One benefit we're hoping from all this is opening up KDE developed libraries to be used by the wider Qt developer community, making KDE the go-to place for libraries and frameworks extending Qt. More users of our frameworks means more eyes-on-code and possibly more contributors to that code, and can be a gateway for more involvement in the KDE community. I really believe Open Governance is an exciting opportunity for KDE to improve and grow and one which we need to work hard at to make succeed to guarantee our future survival.
For the KDE Core team, finishing Platform 11 is only halfway through an incredibly busy couple of weeks work with the Qt Contributors Summit coming up next week where we will be discussing with the wider Qt community how to get involved in Qt Open Governance. The KDE agenda will be a mixture of helping establish the new community and figuring out how it will operate, and working out the technical aspects of where KDE can contribute code and features to Qt5 . Platform 11 gave us many great ideas on how we can better work with Qt and simplify our Frameworks by making some key contributions to Qt and we will be working hard to make it happen. For me it will also be the chance to pursue the topic of Printing, which didn't feature at Platform 11, to finally get my patches into Qt and to work to improve Qt to the level of our much missed KDEPrint.

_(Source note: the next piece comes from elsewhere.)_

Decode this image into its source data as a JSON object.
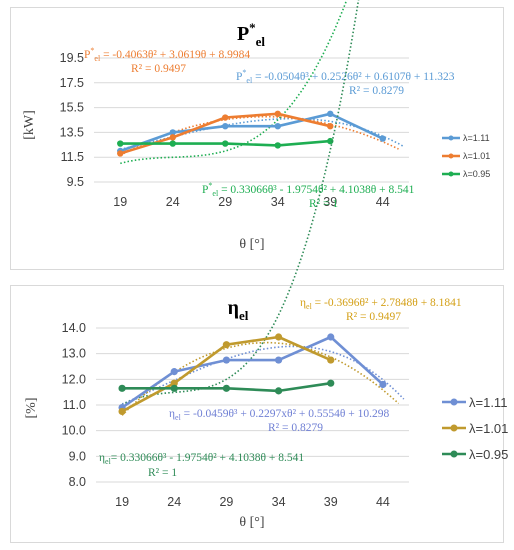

Now, I really need to go and catch up on my sleep :-)
Comments
(Reposting here from Aaron's
(Reposting here from Aaron's blog, as he doesn't seem to answer after two days as a rule of thumb :)) It's always nice to hear about code cleanups and re-organization, as this usually means less unmaintained and ill (probably even dead) code lying around. However, with the Qt integration/inclusion process you're describing, how can you be sure that Qt / Nokia is willing to collaborate with you on that matter? Have you discussed the proposal with them? If yes, what's the answer been? Thank you, --thorGT
Well, that's exactly what the
Well, that's exactly what the Qt Contributors Summit is all about, sitting down wioth Qt, Nokia, Digia, Intel, and many other players in the Qt Communtiy and working out what is possible. We also had two Trolls attending Platform 11 to discuss what will and won't be possible, and we have a number of senior Trolls active in the KDE community so we also have unofficial channels for discussions. So while some key parts of Plan A depends on OpenGov working as we have been assured it will, we have very good grounds to believe it will work OK. If not, then we have a Plan B where most of what we've planned will still go ahead but with some slight re-arrangement.
You're welcome
You're welcome.
Just one little detail about the sponsors. The internet connection was sponsored by Bar Informatik AG. A local ISP.